IM: Uma das grandes preocupações hoje recai sobre o aumento da inflação e das taxas de juros ao redor do mundo. Qual sua opinião sobre isso e como esse cenário afeta os mercados emergentes?
Mobius: Com a maior oferta de dinheiro que temos visto, com um aumento da oferta de dólar americano em cerca de 30%, podemos esperar que os preços subam na mesma proporção. Também temos visto o preço das commodities subirem ainda mais. Por outro lado, a tecnologia tem feito os bens e serviços ficarem mais baratos, então isso tem contribuído para equilibrar.
Por um lado, temos o dinheiro ficando mais caro, levando a um aumento dos custos e, do outro, temos a tecnologia puxado os preços para baixo.
IM: O senhor prefere algum setor específico para usar como proteção no portfólio? Como os investidores podem proteger a carteira?

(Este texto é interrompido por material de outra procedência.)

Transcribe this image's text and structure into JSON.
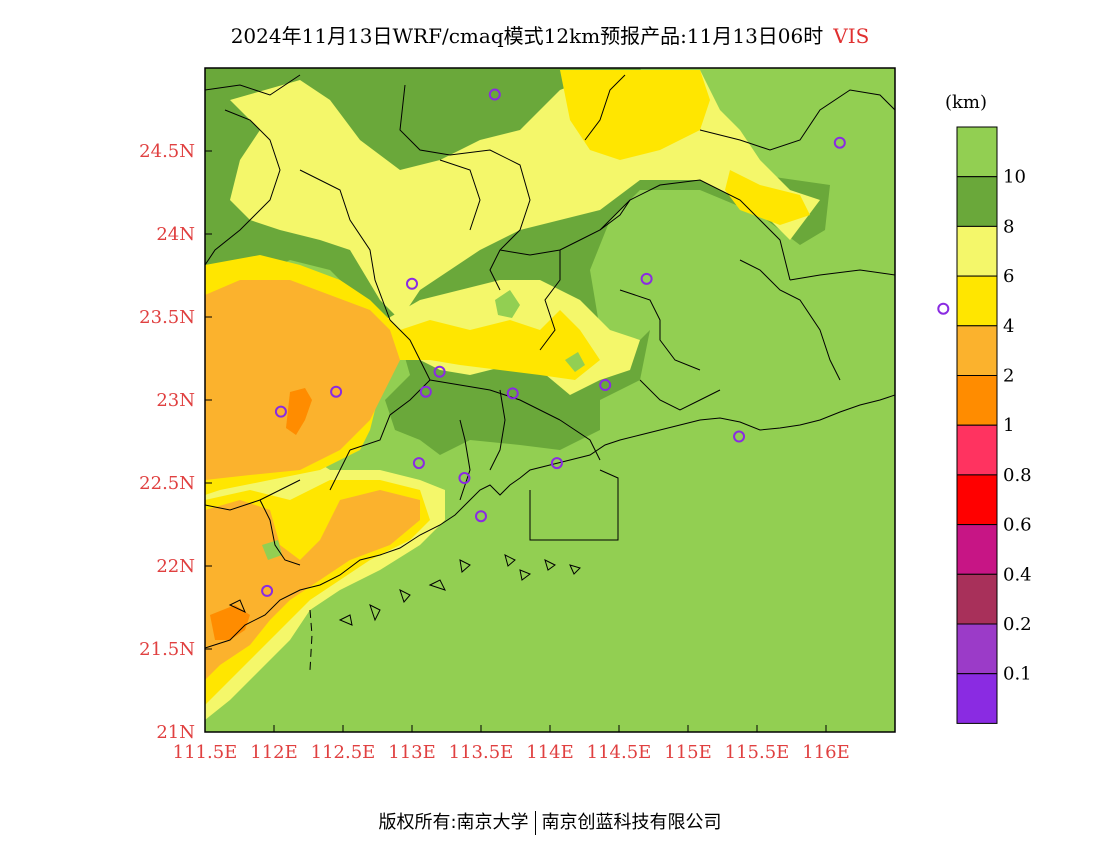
{
  "title": {
    "main": "2024年11月13日WRF/cmaq模式12km预报产品:11月13日06时",
    "variable": "VIS"
  },
  "footer": {
    "left": "版权所有:南京大学",
    "right": "南京创蓝科技有限公司"
  },
  "map": {
    "lon_range": [
      111.5,
      116.5
    ],
    "lat_range": [
      21.0,
      25.0
    ],
    "lon_ticks": [
      "111.5E",
      "112E",
      "112.5E",
      "113E",
      "113.5E",
      "114E",
      "114.5E",
      "115E",
      "115.5E",
      "116E"
    ],
    "lat_ticks": [
      "21N",
      "21.5N",
      "22N",
      "22.5N",
      "23N",
      "23.5N",
      "24N",
      "24.5N"
    ],
    "tick_color": "#e04040",
    "stations": [
      {
        "lon": 113.6,
        "lat": 24.84
      },
      {
        "lon": 113.0,
        "lat": 23.7
      },
      {
        "lon": 113.2,
        "lat": 23.17
      },
      {
        "lon": 113.1,
        "lat": 23.05
      },
      {
        "lon": 112.45,
        "lat": 23.05
      },
      {
        "lon": 112.05,
        "lat": 22.93
      },
      {
        "lon": 113.73,
        "lat": 23.04
      },
      {
        "lon": 114.4,
        "lat": 23.09
      },
      {
        "lon": 114.7,
        "lat": 23.73
      },
      {
        "lon": 116.1,
        "lat": 24.55
      },
      {
        "lon": 116.85,
        "lat": 23.55
      },
      {
        "lon": 113.05,
        "lat": 22.62
      },
      {
        "lon": 113.38,
        "lat": 22.53
      },
      {
        "lon": 113.5,
        "lat": 22.3
      },
      {
        "lon": 114.05,
        "lat": 22.62
      },
      {
        "lon": 115.37,
        "lat": 22.78
      },
      {
        "lon": 111.95,
        "lat": 21.85
      }
    ]
  },
  "legend": {
    "unit": "(km)",
    "labels": [
      "10",
      "8",
      "6",
      "4",
      "2",
      "1",
      "0.8",
      "0.6",
      "0.4",
      "0.2",
      "0.1"
    ],
    "colors": [
      "#92cf52",
      "#6aa83a",
      "#f4f76a",
      "#ffe600",
      "#fbb22d",
      "#ff8c00",
      "#ff3360",
      "#ff0000",
      "#c71585",
      "#a8305a",
      "#9b3bc8",
      "#8a2be2"
    ]
  },
  "colors": {
    "c10": "#92cf52",
    "c8": "#6aa83a",
    "c6": "#f4f76a",
    "c4": "#ffe600",
    "c2": "#fbb22d",
    "c1": "#ff8c00",
    "station": "#8a2be2"
  }
}
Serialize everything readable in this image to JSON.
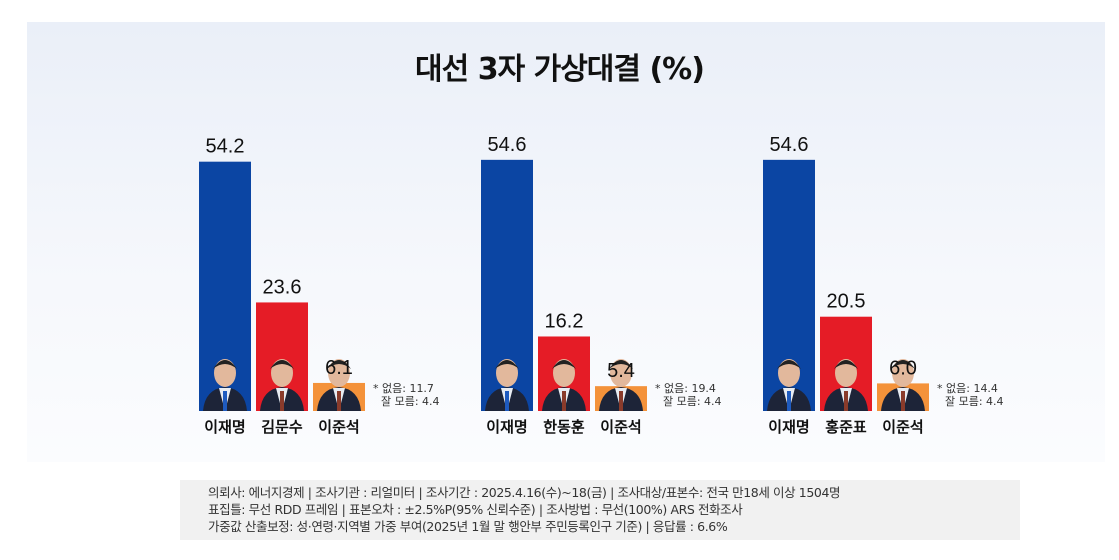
{
  "chart_data": {
    "type": "bar",
    "title": "대선  3자 가상대결 (%)",
    "groups": [
      {
        "candidates": [
          "이재명",
          "김문수",
          "이준석"
        ],
        "values": [
          54.2,
          23.6,
          6.1
        ],
        "note_lines": [
          "* 없음: 11.7",
          "잘 모름: 4.4"
        ]
      },
      {
        "candidates": [
          "이재명",
          "한동훈",
          "이준석"
        ],
        "values": [
          54.6,
          16.2,
          5.4
        ],
        "note_lines": [
          "* 없음: 19.4",
          "잘 모름: 4.4"
        ]
      },
      {
        "candidates": [
          "이재명",
          "홍준표",
          "이준석"
        ],
        "values": [
          54.6,
          20.5,
          6.0
        ],
        "note_lines": [
          "* 없음: 14.4",
          "잘 모름: 4.4"
        ]
      }
    ],
    "colors": [
      "#0b45a3",
      "#e51c26",
      "#f4923a"
    ],
    "ylim": [
      0,
      60
    ]
  },
  "footer": {
    "lines": [
      "의뢰사: 에너지경제 | 조사기관 : 리얼미터  |  조사기간 : 2025.4.16(수)~18(금) | 조사대상/표본수: 전국 만18세 이상 1504명",
      "표집틀: 무선 RDD 프레임 | 표본오차 : ±2.5%P(95% 신뢰수준) | 조사방법 : 무선(100%) ARS 전화조사",
      "가중값 산출보정: 성·연령·지역별 가중 부여(2025년 1월 말 행안부 주민등록인구 기준) | 응답률 : 6.6%"
    ]
  }
}
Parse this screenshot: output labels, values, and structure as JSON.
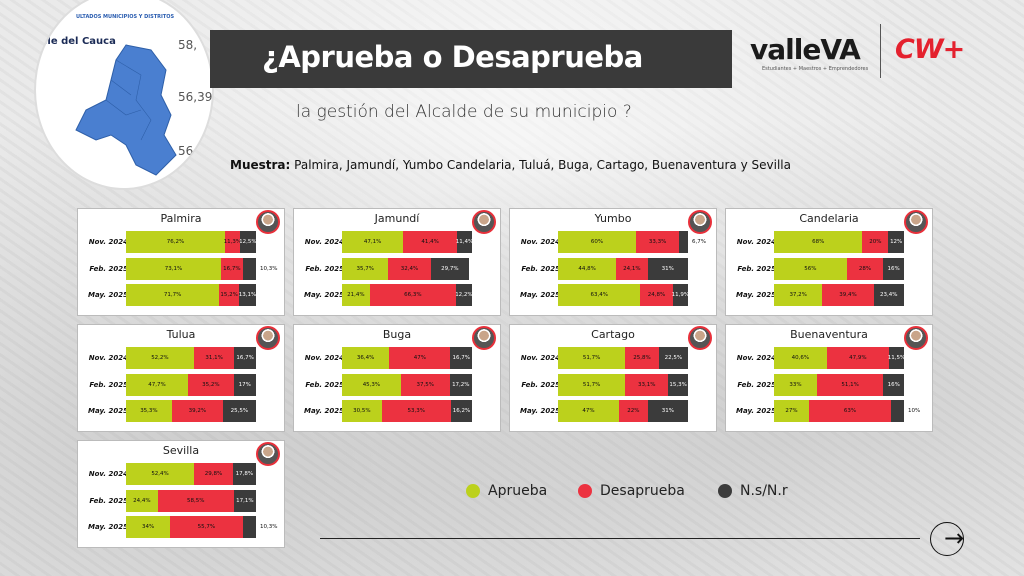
{
  "header": {
    "title": "¿Aprueba o Desaprueba",
    "subtitle": "la gestión del Alcalde de su municipio ?",
    "logo_valle": "valleVA",
    "logo_valle_tagline": "Estudiantes + Maestros + Emprendedores",
    "logo_cw": "CW+"
  },
  "map_inset": {
    "tabs_text": "ULTADOS   MUNICIPIOS Y DISTRITOS",
    "title": "lle del Cauca",
    "numbers": [
      "58,",
      "56,39",
      "56"
    ]
  },
  "muestra": {
    "label": "Muestra:",
    "text": " Palmira, Jamundí, Yumbo Candelaria, Tuluá, Buga, Cartago, Buenaventura y Sevilla"
  },
  "legend": [
    {
      "label": "Aprueba",
      "color": "#bcd11c"
    },
    {
      "label": "Desaprueba",
      "color": "#ec3240"
    },
    {
      "label": "N.s/N.r",
      "color": "#3b3b3b"
    }
  ],
  "colors": {
    "aprueba": "#bcd11c",
    "desaprueba": "#ec3240",
    "ns": "#3b3b3b"
  },
  "chart_data": [
    {
      "type": "bar",
      "title": "Palmira",
      "categories": [
        "Nov. 2024",
        "Feb. 2025",
        "May. 2025"
      ],
      "series": [
        {
          "name": "Aprueba",
          "values": [
            76.2,
            73.1,
            71.7
          ],
          "labels": [
            "76,2%",
            "73,1%",
            "71,7%"
          ]
        },
        {
          "name": "Desaprueba",
          "values": [
            11.3,
            16.7,
            15.2
          ],
          "labels": [
            "11,3%",
            "16,7%",
            "15,2%"
          ]
        },
        {
          "name": "N.s/N.r",
          "values": [
            12.5,
            10.3,
            13.1
          ],
          "labels": [
            "12,5%",
            "10,3%",
            "13,1%"
          ]
        }
      ]
    },
    {
      "type": "bar",
      "title": "Jamundí",
      "categories": [
        "Nov. 2024",
        "Feb. 2025",
        "May. 2025"
      ],
      "series": [
        {
          "name": "Aprueba",
          "values": [
            47.1,
            35.7,
            21.4
          ],
          "labels": [
            "47,1%",
            "35,7%",
            "21,4%"
          ]
        },
        {
          "name": "Desaprueba",
          "values": [
            41.4,
            32.4,
            66.3
          ],
          "labels": [
            "41,4%",
            "32,4%",
            "66,3%"
          ]
        },
        {
          "name": "N.s/N.r",
          "values": [
            11.4,
            29.7,
            12.2
          ],
          "labels": [
            "11,4%",
            "29,7%",
            "12,2%"
          ]
        }
      ]
    },
    {
      "type": "bar",
      "title": "Yumbo",
      "categories": [
        "Nov. 2024",
        "Feb. 2025",
        "May. 2025"
      ],
      "series": [
        {
          "name": "Aprueba",
          "values": [
            60,
            44.8,
            63.4
          ],
          "labels": [
            "60%",
            "44,8%",
            "63,4%"
          ]
        },
        {
          "name": "Desaprueba",
          "values": [
            33.3,
            24.1,
            24.8
          ],
          "labels": [
            "33,3%",
            "24,1%",
            "24,8%"
          ]
        },
        {
          "name": "N.s/N.r",
          "values": [
            6.7,
            31,
            11.9
          ],
          "labels": [
            "6,7%",
            "31%",
            "11,9%"
          ]
        }
      ]
    },
    {
      "type": "bar",
      "title": "Candelaria",
      "categories": [
        "Nov. 2024",
        "Feb. 2025",
        "May. 2025"
      ],
      "series": [
        {
          "name": "Aprueba",
          "values": [
            68,
            56,
            37.2
          ],
          "labels": [
            "68%",
            "56%",
            "37,2%"
          ]
        },
        {
          "name": "Desaprueba",
          "values": [
            20,
            28,
            39.4
          ],
          "labels": [
            "20%",
            "28%",
            "39,4%"
          ]
        },
        {
          "name": "N.s/N.r",
          "values": [
            12,
            16,
            23.4
          ],
          "labels": [
            "12%",
            "16%",
            "23,4%"
          ]
        }
      ]
    },
    {
      "type": "bar",
      "title": "Tulua",
      "categories": [
        "Nov. 2024",
        "Feb. 2025",
        "May. 2025"
      ],
      "series": [
        {
          "name": "Aprueba",
          "values": [
            52.2,
            47.7,
            35.3
          ],
          "labels": [
            "52,2%",
            "47,7%",
            "35,3%"
          ]
        },
        {
          "name": "Desaprueba",
          "values": [
            31.1,
            35.2,
            39.2
          ],
          "labels": [
            "31,1%",
            "35,2%",
            "39,2%"
          ]
        },
        {
          "name": "N.s/N.r",
          "values": [
            16.7,
            17,
            25.5
          ],
          "labels": [
            "16,7%",
            "17%",
            "25,5%"
          ]
        }
      ]
    },
    {
      "type": "bar",
      "title": "Buga",
      "categories": [
        "Nov. 2024",
        "Feb. 2025",
        "May. 2025"
      ],
      "series": [
        {
          "name": "Aprueba",
          "values": [
            36.4,
            45.3,
            30.5
          ],
          "labels": [
            "36,4%",
            "45,3%",
            "30,5%"
          ]
        },
        {
          "name": "Desaprueba",
          "values": [
            47,
            37.5,
            53.3
          ],
          "labels": [
            "47%",
            "37,5%",
            "53,3%"
          ]
        },
        {
          "name": "N.s/N.r",
          "values": [
            16.7,
            17.2,
            16.2
          ],
          "labels": [
            "16,7%",
            "17,2%",
            "16,2%"
          ]
        }
      ]
    },
    {
      "type": "bar",
      "title": "Cartago",
      "categories": [
        "Nov. 2024",
        "Feb. 2025",
        "May. 2025"
      ],
      "series": [
        {
          "name": "Aprueba",
          "values": [
            51.7,
            51.7,
            47
          ],
          "labels": [
            "51,7%",
            "51,7%",
            "47%"
          ]
        },
        {
          "name": "Desaprueba",
          "values": [
            25.8,
            33.1,
            22
          ],
          "labels": [
            "25,8%",
            "33,1%",
            "22%"
          ]
        },
        {
          "name": "N.s/N.r",
          "values": [
            22.5,
            15.3,
            31
          ],
          "labels": [
            "22,5%",
            "15,3%",
            "31%"
          ]
        }
      ]
    },
    {
      "type": "bar",
      "title": "Buenaventura",
      "categories": [
        "Nov. 2024",
        "Feb. 2025",
        "May. 2025"
      ],
      "series": [
        {
          "name": "Aprueba",
          "values": [
            40.6,
            33,
            27
          ],
          "labels": [
            "40,6%",
            "33%",
            "27%"
          ]
        },
        {
          "name": "Desaprueba",
          "values": [
            47.9,
            51.1,
            63
          ],
          "labels": [
            "47,9%",
            "51,1%",
            "63%"
          ]
        },
        {
          "name": "N.s/N.r",
          "values": [
            11.5,
            16,
            10
          ],
          "labels": [
            "11,5%",
            "16%",
            "10%"
          ]
        }
      ]
    },
    {
      "type": "bar",
      "title": "Sevilla",
      "categories": [
        "Nov. 2024",
        "Feb. 2025",
        "May. 2025"
      ],
      "series": [
        {
          "name": "Aprueba",
          "values": [
            52.4,
            24.4,
            34
          ],
          "labels": [
            "52,4%",
            "24,4%",
            "34%"
          ]
        },
        {
          "name": "Desaprueba",
          "values": [
            29.8,
            58.5,
            55.7
          ],
          "labels": [
            "29,8%",
            "58,5%",
            "55,7%"
          ]
        },
        {
          "name": "N.s/N.r",
          "values": [
            17.8,
            17.1,
            10.3
          ],
          "labels": [
            "17,8%",
            "17,1%",
            "10,3%"
          ]
        }
      ]
    }
  ]
}
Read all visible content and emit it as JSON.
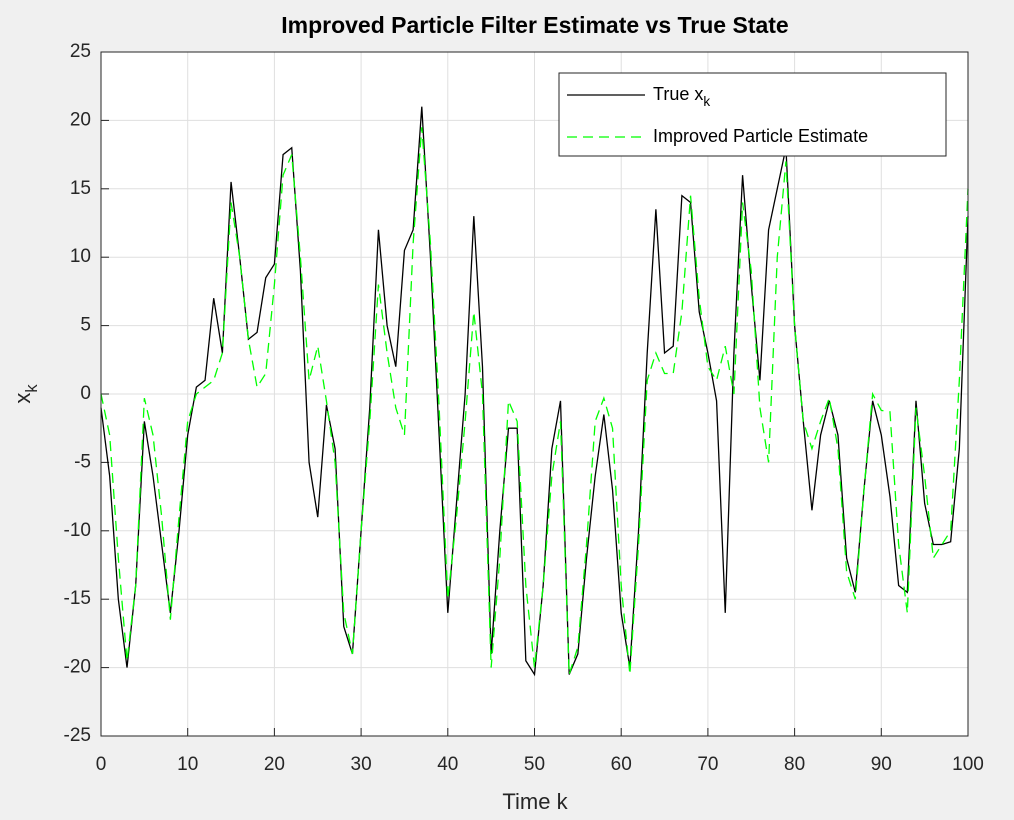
{
  "chart_data": {
    "type": "line",
    "title": "Improved Particle Filter Estimate vs True State",
    "xlabel": "Time k",
    "ylabel": "x_k",
    "x": [
      0,
      1,
      2,
      3,
      4,
      5,
      6,
      7,
      8,
      9,
      10,
      11,
      12,
      13,
      14,
      15,
      16,
      17,
      18,
      19,
      20,
      21,
      22,
      23,
      24,
      25,
      26,
      27,
      28,
      29,
      30,
      31,
      32,
      33,
      34,
      35,
      36,
      37,
      38,
      39,
      40,
      41,
      42,
      43,
      44,
      45,
      46,
      47,
      48,
      49,
      50,
      51,
      52,
      53,
      54,
      55,
      56,
      57,
      58,
      59,
      60,
      61,
      62,
      63,
      64,
      65,
      66,
      67,
      68,
      69,
      70,
      71,
      72,
      73,
      74,
      75,
      76,
      77,
      78,
      79,
      80,
      81,
      82,
      83,
      84,
      85,
      86,
      87,
      88,
      89,
      90,
      91,
      92,
      93,
      94,
      95,
      96,
      97,
      98,
      99,
      100
    ],
    "series": [
      {
        "name": "True x_k",
        "color": "#000000",
        "dashed": false,
        "values": [
          -1,
          -6,
          -15,
          -20,
          -14,
          -2,
          -6,
          -11,
          -16,
          -10,
          -3,
          0.5,
          1,
          7,
          3,
          15.5,
          10,
          4,
          4.5,
          8.5,
          9.5,
          17.5,
          18,
          9,
          -5,
          -9,
          -0.8,
          -4,
          -17,
          -19,
          -10,
          -1,
          12,
          5,
          2,
          10.5,
          12,
          21,
          10,
          -3,
          -16,
          -8,
          0,
          13,
          2,
          -19,
          -10,
          -2.5,
          -2.5,
          -19.5,
          -20.5,
          -14,
          -4,
          -0.5,
          -20.5,
          -19,
          -12,
          -6,
          -1.5,
          -7,
          -16,
          -20,
          -10,
          3,
          13.5,
          3,
          3.5,
          14.5,
          14,
          6,
          3,
          -0.5,
          -16,
          3,
          16,
          8,
          1,
          12,
          15,
          18,
          5,
          -2,
          -8.5,
          -3,
          -0.5,
          -3,
          -12,
          -14.5,
          -7,
          -0.5,
          -3,
          -7.5,
          -14,
          -14.5,
          -0.5,
          -8,
          -11,
          -11,
          -10.8,
          -4,
          13
        ]
      },
      {
        "name": "Improved Particle Estimate",
        "color": "#00ff00",
        "dashed": true,
        "values": [
          0,
          -3,
          -12,
          -19.5,
          -14,
          -0.3,
          -3,
          -9,
          -16.5,
          -9,
          -2,
          0,
          0.5,
          1,
          3,
          14,
          10,
          4,
          0.5,
          1.5,
          8,
          16,
          17.5,
          10,
          1,
          3.5,
          -0.5,
          -5,
          -16,
          -19,
          -10,
          -2,
          8,
          3,
          -1,
          -3,
          11,
          19.5,
          11,
          -1,
          -15,
          -9,
          -2,
          6,
          0,
          -20,
          -12,
          -0.5,
          -2,
          -14,
          -20,
          -14,
          -6,
          -2,
          -20.5,
          -18.5,
          -11,
          -2,
          -0.3,
          -2.5,
          -14,
          -20.5,
          -11,
          1,
          3,
          1.5,
          1.5,
          6,
          14.5,
          7,
          2,
          1,
          3.5,
          0,
          14,
          9,
          -1,
          -5,
          10,
          17,
          5,
          -2,
          -4,
          -2,
          -0.3,
          -4,
          -13,
          -15,
          -7,
          0,
          -1.2,
          -1.3,
          -11,
          -16,
          -1,
          -6,
          -12,
          -11,
          -10,
          1,
          15
        ]
      }
    ],
    "xlim": [
      0,
      100
    ],
    "xticks": [
      0,
      10,
      20,
      30,
      40,
      50,
      60,
      70,
      80,
      90,
      100
    ],
    "ylim": [
      -25,
      25
    ],
    "yticks": [
      -25,
      -20,
      -15,
      -10,
      -5,
      0,
      5,
      10,
      15,
      20,
      25
    ],
    "grid": true,
    "legend": "northeast"
  }
}
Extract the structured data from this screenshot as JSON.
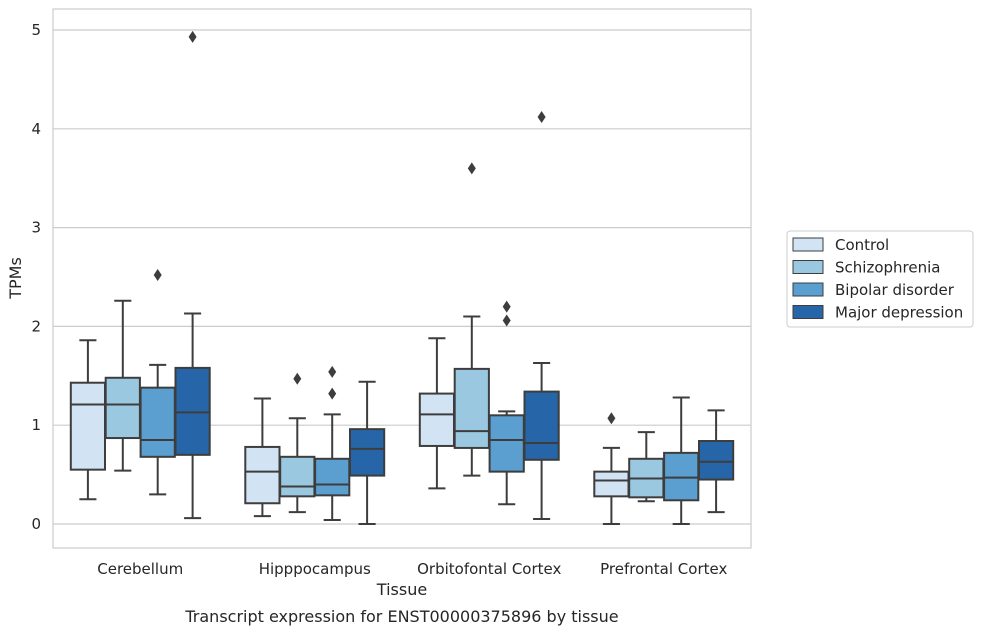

Mobius: O principal, como mencionei, é o crescimento dos lucros e da receita. E para isso, uma das formas é usar tecnologia de forma a aprimorar a eficiência, além da necessidade de prestar atenção às políticas ESG. Os riscos associados a questões ambientais, sociais e de governança devem ser monitorados, porque mostram como é a cultura da empresa – e se a atitude dos funcionários é positiva para a companhia.
IM: O senhor então tem esse cuidado, de investir em empresas com foco em ESG?
Mobius: Sim. Para cada companhia que analisamos avaliamos os critérios ESG e C, de cultura, também. Então se vemos que uma empresa tem problema com essas políticas, não investimos. Ou então, investimos se conseguimos aprimorar seu modelo de negócios.
IM: Recentemente, o senhor disse que as criptomoedas não são um investimento, mas uma religião. Por que o senhor diz disso?
Mobius: Simplesmente porque é preciso fazer uma pergunta: por que o preço das criptomoedas sobe? O único motivo para a alta é porque outras pessoas estão comprando. Se as pessoas pararem de comprar, os preços caem. Então não tem a ver com ganhos, nem dividendos, nem ativos, apenas com quem está comprando. É como uma religião.
IM: O ouro ainda é um bom ativo para se ter hoje?
Mobus: Sim, sempre, principalmente em momentos de maior volatilidade. É sempre bom ter [no portfólio] para emergências. Todo investidor precisa ter, no mínimo, 5% a 10% do portfólio alocado em ouro.